Estimate: $600 - $900
Auction: June 25 at 11:00 AM ET
America Enters World War I
[Wilson, Woodrow]
Message du President Wilson lu au Congres des États-Unis d'Amerique le 2 Avril 1917
Paris: Imprimerie des Journaux officiel, 1917. Printed broadside. 36 x 25 1/2 in. (914 x 648 mm). Sheet toned; small loss in top edge, not affecting text, other small chips in edges; light foxing in edges and at center; repairs verso.
A rare and large French broadside printing of President Woodrow Wilson's address to Congress urging a declaration of war against Germany during World War I.
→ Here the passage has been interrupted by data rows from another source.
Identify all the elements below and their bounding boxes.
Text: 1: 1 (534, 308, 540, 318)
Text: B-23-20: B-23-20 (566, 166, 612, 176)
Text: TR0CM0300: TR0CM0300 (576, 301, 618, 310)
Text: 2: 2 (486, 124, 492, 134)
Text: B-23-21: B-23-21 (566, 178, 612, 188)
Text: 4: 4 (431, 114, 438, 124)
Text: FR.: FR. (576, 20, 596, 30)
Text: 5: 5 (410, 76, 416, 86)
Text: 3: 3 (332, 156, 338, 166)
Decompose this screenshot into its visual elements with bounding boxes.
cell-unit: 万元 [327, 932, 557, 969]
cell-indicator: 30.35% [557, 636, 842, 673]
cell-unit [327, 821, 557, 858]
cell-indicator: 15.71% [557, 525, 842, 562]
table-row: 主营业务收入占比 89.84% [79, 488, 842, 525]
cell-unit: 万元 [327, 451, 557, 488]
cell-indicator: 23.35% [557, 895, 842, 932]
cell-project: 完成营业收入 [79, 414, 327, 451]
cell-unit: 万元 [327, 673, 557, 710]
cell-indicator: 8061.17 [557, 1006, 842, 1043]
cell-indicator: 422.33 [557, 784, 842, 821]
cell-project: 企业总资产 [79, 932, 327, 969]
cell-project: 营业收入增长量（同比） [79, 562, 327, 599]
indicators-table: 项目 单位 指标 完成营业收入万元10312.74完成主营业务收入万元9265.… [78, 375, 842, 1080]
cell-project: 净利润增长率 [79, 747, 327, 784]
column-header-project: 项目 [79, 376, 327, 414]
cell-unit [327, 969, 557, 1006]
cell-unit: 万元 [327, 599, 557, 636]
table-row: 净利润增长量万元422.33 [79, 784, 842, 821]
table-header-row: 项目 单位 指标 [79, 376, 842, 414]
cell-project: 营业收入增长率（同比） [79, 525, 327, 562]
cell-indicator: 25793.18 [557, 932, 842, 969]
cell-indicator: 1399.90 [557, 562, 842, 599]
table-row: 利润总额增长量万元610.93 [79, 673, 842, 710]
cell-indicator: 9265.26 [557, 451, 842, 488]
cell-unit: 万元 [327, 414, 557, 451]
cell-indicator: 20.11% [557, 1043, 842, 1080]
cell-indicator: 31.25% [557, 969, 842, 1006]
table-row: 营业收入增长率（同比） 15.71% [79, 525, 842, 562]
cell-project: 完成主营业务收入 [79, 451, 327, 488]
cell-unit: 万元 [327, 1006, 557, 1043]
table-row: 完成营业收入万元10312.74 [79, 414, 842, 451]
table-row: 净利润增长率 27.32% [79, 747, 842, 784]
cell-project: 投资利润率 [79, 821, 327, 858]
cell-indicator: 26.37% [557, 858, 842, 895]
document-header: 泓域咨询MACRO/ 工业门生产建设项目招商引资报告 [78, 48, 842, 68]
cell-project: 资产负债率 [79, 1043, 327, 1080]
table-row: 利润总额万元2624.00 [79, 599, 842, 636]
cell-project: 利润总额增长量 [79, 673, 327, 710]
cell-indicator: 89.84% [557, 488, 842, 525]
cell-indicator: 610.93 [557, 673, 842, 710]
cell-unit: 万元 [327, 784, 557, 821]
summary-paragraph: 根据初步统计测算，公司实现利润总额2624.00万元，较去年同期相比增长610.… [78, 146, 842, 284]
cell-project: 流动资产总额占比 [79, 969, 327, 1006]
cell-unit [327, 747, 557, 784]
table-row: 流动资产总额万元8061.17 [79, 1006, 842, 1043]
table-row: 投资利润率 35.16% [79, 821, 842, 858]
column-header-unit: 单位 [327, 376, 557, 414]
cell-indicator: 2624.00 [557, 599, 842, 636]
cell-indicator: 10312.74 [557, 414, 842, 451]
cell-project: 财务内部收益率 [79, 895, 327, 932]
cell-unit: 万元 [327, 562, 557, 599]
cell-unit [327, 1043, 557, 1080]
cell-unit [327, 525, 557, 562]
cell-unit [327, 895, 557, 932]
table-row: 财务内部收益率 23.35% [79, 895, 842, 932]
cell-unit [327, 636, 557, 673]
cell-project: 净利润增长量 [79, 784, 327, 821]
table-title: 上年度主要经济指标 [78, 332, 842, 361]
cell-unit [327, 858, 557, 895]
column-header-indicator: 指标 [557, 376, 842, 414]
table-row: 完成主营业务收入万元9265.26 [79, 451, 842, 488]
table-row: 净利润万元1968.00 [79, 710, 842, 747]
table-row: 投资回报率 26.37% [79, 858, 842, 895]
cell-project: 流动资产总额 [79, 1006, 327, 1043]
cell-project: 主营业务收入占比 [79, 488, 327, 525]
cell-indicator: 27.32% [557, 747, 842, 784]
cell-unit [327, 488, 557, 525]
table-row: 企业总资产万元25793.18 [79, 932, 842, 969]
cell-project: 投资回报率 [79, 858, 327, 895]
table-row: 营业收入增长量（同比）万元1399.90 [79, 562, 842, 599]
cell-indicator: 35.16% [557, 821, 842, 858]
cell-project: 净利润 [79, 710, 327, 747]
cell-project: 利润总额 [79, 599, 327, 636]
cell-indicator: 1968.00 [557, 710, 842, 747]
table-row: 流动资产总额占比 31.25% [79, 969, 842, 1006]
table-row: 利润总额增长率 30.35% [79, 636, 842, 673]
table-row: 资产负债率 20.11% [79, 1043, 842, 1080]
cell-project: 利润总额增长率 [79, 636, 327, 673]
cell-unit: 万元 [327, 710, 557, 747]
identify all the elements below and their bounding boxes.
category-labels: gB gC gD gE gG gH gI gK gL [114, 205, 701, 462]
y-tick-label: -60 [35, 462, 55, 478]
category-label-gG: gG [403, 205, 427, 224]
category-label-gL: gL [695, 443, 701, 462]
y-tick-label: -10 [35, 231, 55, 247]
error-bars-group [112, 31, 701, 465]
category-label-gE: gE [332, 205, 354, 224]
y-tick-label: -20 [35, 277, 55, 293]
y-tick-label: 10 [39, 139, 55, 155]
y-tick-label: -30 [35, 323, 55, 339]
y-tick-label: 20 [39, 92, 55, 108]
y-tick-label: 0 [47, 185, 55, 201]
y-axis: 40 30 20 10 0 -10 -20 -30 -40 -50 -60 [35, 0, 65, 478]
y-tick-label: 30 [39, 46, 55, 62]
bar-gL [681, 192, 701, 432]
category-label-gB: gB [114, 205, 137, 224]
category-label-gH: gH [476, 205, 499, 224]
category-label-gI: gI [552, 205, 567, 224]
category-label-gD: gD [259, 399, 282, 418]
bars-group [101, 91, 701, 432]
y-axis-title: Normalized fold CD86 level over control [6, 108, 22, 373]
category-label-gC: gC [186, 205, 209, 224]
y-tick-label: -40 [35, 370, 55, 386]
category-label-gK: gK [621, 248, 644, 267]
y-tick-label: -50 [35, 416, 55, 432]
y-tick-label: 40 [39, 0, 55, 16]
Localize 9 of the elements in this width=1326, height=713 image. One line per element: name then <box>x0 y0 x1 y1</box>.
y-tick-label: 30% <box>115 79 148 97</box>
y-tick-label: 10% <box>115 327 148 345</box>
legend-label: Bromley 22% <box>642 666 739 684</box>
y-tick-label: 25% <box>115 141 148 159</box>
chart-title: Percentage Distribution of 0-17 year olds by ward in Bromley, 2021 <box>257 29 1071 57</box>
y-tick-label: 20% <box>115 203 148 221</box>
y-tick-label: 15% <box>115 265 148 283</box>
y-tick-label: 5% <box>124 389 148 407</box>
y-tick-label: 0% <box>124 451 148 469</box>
Recently reelected to the presidency on the slogan “he kept us out of the war”, and after years of insisting on neutrality in that Great War now known as World War I, by early 1917 President Wilson had reluctantly come to the conclusion that war with its main aggressor Germany was inevitable. America's commitment to neutrality had been strained by years of brazen German submarine warfare that had caused the sinking of several American ships and the death of hundreds of Americans--most astoundingly the Lusitania, in 1915, that caused the death of 128 Americans. Despite this, America had remained out of the conflict. All hope of remaining so though were dashed in early 1917 after the release of the Zimmermann Telegram, an official German message that urged a German-Mexico alliance against the U.S., with promises of American territory and possible invasion. The telegram inflamed American public opinion and helped convince Wilson and Congress that war was necessary.
On April 2, 1917, Wilson called a special joint session of Congress and gave what is now known as “the world must be made safe for democracy” speech, urging the United States to fight for the rights and liberties of small nations, and to “bring peace and safety to make the world itself at last free.” Wilson stated that “peace must be planted upon the tested foundations of political liberty. We have no selfish ends to serve. We desire no conquest, no dominion. We seek no indemnities for ourselves, no material compensation for the sacrifices we shall freely make. We are but one of the champions of the rights of mankind. We shall be satisfied when those rights have been made as secure as the faith and the freedom of nations can make them…” The speech marked a defining moment in Wilson's presidency, and persuaded Congress, who formally declared war on Germany and its allies four days later, on April 6.
This large broadside prints Wilson's full speech in French, and was almost certainly one of many that were plastered around the streets of Paris, signaling with its bold type the magnitude of America's entrance, and what would prove to be the beginning of the end of the then three-year long bloody conflict.